Le Ghana a battu en 2025 son record de production d’or selon des données provisoires de la Chambre des Mines rapportées par Reuters, avec une production de 6 millions d’onces (plus de 186 tonnes), contre environ 4,8 millions d’onces produites en 2024. Derrière cette performance se dessine une évolution moins visible, mais déterminante : la montée en puissance de l’exploitation artisanale.

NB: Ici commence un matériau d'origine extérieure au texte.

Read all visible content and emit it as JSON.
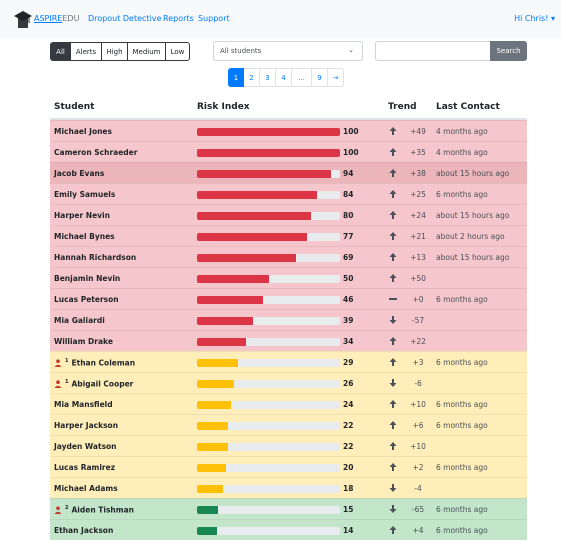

La progression ne vient en effet pas des grandes mines industrielles, dont la production est restée stable à 2,9 millions d’onces, un volume équivalent à celui de l’année précédente. Elle est essentiellement imputable à l’exploitation artisanale et à petite échelle, qui a atteint environ 3,1 millions d’onces. Pour la première fois, ce segment dépasse la contribution des grandes compagnies.

D’après Kenneth Ashigbey, le directeur général de la Chambre des Mines, la production de 2025 a dépassé les objectifs grâce à la montée en régime de ces petits exploitants. La flambée des prix a encouragé une plus grande partie de la production artisanale à transiter par des circuits officiels. Du côté industriel, la stabilité globale masque des évolutions contrastées. Les mises en production de nouveaux projets, comme Cardinal Namdini opéré par le chinois Shandong Mining ou Ahafo North développé par l’américain Newmont, ont compensé le déclin progressif des teneurs dans des mines plus anciennes.

L’or artisanal mieux structuré

L’exploitation artisanale occupe depuis longtemps une place centrale dans l’économie aurifère ghanéenne. Elle a souvent échappé au contrôle de l’État, alimentant la contrebande et suscitant des préoccupations environnementales. Le phénomène local connu sous le nom de « galamsey » désigne d’ailleurs l’orpaillage illégal.

En 2025, les autorités ont accéléré la formalisation du secteur. Depuis mai, l’or artisanal est ainsi encadré par le Ghana Gold Board (ou GoldBod), un organisme public chargé d’acheter la production des petits exploitants avant réexportation. Pour son premier exercice, le GoldBod a indiqué fin décembre 2025 avoir généré 10 milliards USD (environ 8,4 milliards d’euros) de recettes grâce à l’exportation d’un volume record d’environ 100 tonnes.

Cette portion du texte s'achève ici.